Use the joint trainer when you need a loss term that depends on all agents’ parameters evaluated on the same minibatch at the same optimization step. The canonical motivating example is the Slepian-Wolf MARL P3 cross-agent representational redundancy penalty

L_red   = λ * Σ_{i<j} || corr(Z_i(obs), Z_j(obs)) ||_F² / d²
L_total = Σ_i L_ppo[i](obs, a_i, ...) + L_red

where Z_i = encoder_features_i(obs). The penalty couples every policy’s encoder through one shared backward pass; per-thread learners cannot express this without heavy synchronization.

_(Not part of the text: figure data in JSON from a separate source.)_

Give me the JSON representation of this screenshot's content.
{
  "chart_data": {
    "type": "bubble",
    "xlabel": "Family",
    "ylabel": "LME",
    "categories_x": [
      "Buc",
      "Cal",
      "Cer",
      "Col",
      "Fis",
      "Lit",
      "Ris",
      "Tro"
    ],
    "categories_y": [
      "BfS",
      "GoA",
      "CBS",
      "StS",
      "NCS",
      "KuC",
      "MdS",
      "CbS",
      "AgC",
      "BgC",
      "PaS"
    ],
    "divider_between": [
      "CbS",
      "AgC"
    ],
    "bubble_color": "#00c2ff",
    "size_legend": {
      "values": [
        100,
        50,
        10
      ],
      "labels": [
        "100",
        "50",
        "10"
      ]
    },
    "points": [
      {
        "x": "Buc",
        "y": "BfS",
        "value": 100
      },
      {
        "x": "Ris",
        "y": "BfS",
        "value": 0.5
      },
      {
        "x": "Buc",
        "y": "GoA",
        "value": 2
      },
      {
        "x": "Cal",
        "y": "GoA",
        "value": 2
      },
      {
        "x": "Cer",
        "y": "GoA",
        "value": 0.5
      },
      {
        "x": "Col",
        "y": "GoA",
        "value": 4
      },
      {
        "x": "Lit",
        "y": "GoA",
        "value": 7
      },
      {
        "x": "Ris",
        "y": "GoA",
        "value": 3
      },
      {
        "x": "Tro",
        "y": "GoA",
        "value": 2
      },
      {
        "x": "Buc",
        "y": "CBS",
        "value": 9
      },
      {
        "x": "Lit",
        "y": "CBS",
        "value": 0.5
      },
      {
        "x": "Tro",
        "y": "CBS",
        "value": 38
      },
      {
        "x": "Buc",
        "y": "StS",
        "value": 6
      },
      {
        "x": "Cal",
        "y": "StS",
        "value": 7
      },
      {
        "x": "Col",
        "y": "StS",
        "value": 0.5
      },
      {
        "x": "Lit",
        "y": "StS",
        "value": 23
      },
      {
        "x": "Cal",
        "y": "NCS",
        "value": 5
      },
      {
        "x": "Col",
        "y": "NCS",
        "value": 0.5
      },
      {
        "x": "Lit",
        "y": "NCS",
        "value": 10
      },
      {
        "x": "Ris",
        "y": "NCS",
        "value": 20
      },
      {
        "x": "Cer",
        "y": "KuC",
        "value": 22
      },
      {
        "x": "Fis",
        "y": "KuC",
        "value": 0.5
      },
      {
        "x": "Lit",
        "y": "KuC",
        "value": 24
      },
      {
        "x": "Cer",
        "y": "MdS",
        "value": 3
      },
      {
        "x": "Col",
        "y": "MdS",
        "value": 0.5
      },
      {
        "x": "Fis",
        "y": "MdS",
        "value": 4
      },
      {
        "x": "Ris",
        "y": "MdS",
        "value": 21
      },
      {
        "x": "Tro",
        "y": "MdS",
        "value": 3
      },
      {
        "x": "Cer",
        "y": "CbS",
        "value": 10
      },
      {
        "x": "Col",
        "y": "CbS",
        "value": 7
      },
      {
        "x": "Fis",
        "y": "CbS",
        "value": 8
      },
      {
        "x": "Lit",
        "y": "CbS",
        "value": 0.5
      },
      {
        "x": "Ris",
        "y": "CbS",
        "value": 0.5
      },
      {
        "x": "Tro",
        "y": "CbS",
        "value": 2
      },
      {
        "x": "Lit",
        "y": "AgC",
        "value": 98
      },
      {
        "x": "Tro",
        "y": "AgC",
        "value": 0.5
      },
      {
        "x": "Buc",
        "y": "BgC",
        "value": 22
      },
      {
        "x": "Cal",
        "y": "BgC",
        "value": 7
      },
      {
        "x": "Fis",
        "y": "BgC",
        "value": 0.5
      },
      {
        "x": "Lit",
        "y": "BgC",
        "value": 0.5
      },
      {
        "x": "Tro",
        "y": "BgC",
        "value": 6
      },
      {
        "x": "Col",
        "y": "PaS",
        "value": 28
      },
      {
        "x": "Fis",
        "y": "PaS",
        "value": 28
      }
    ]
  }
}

§Single-graph, multiple-optimizer semantics under Burn

Burn’s burn::optim::Optimizer::step consumes the module by value and returns the updated copy. That makes the tch-style “one .backward() plus N independent Optimizer::step calls touching disjoint var-stores” pattern slightly different in Burn:

  1. Each policy computes its own (policy_loss, value_loss, entropy) on the minibatch.
  2. The caller-supplied aux_fn is invoked on every policy’s encoder features and may return an additional scalar loss.
  3. All per-agent losses plus the aux loss are summed into one scalar joint_loss; we call .backward() once.
  4. For each policy i, we slice the joint gradients down to policy i’s parameters with [burn::optim::GradientsParams::from_grads(grads.clone(), &policies[i])], then call optimizer_i.step(lr, policies[i], slice_i).

That last step is the Burn analog of “every optimizer reads only its own var-store’s .grad” on the tch path — gradient flow stays parameter-isolated because each from_grads slice only contains the ids of one policy’s params. The aux term’s contribution flows into every policy’s slice through the shared backward pass, by construction.

§Minibatch sampling

By default (and to keep the smoke test deterministic) this trainer takes one minibatch per epoch, sampled via crate::train::ppo::loss::generate_minibatch_indices and truncated to config.minibatch_size. Setting JointTrainerConfig::iterate_all_minibatches switches to the conventional PPO pattern of walking every minibatch_size chunk per epoch, so a large rollout is fully consumed instead of ~97% discarded (issue #239). The default stays single-minibatch so existing NFSP/PSRO determinism tests are bit-identical.

§Gradient clipping

JointTrainerConfig::max_grad_norm is applied as a global L2-norm clip on each policy’s gradient slice before the optimizer step (issue #239): if the joint gradient norm exceeds the cap, every gradient is scaled down by max_norm / ‖g‖, preserving direction. This stops the raw-scale value-loss gradient from swamping the policy heads on the shared actor-critic trunk.

Structs§

JointMultiAgentTrainer
Synchronized joint multi-agent PPO trainer (Burn backend).
JointRollout
Synchronized rollout buffer (host-side).
JointStats
Per-update training statistics for the joint trainer.
JointStepResult
Per-step result returned by a JointEnv implementation.
JointTrainerConfig
Trainer configuration. Plain data; defaults match the tch-era JointTrainerConfig field-for-field so the smoke-test parameters stay portable.

Traits§

JointEnv
Minimal joint-environment surface needed by JointMultiAgentTrainer::collect_rollout.
JointPolicy
Capabilities a policy must expose to participate in JointMultiAgentTrainer.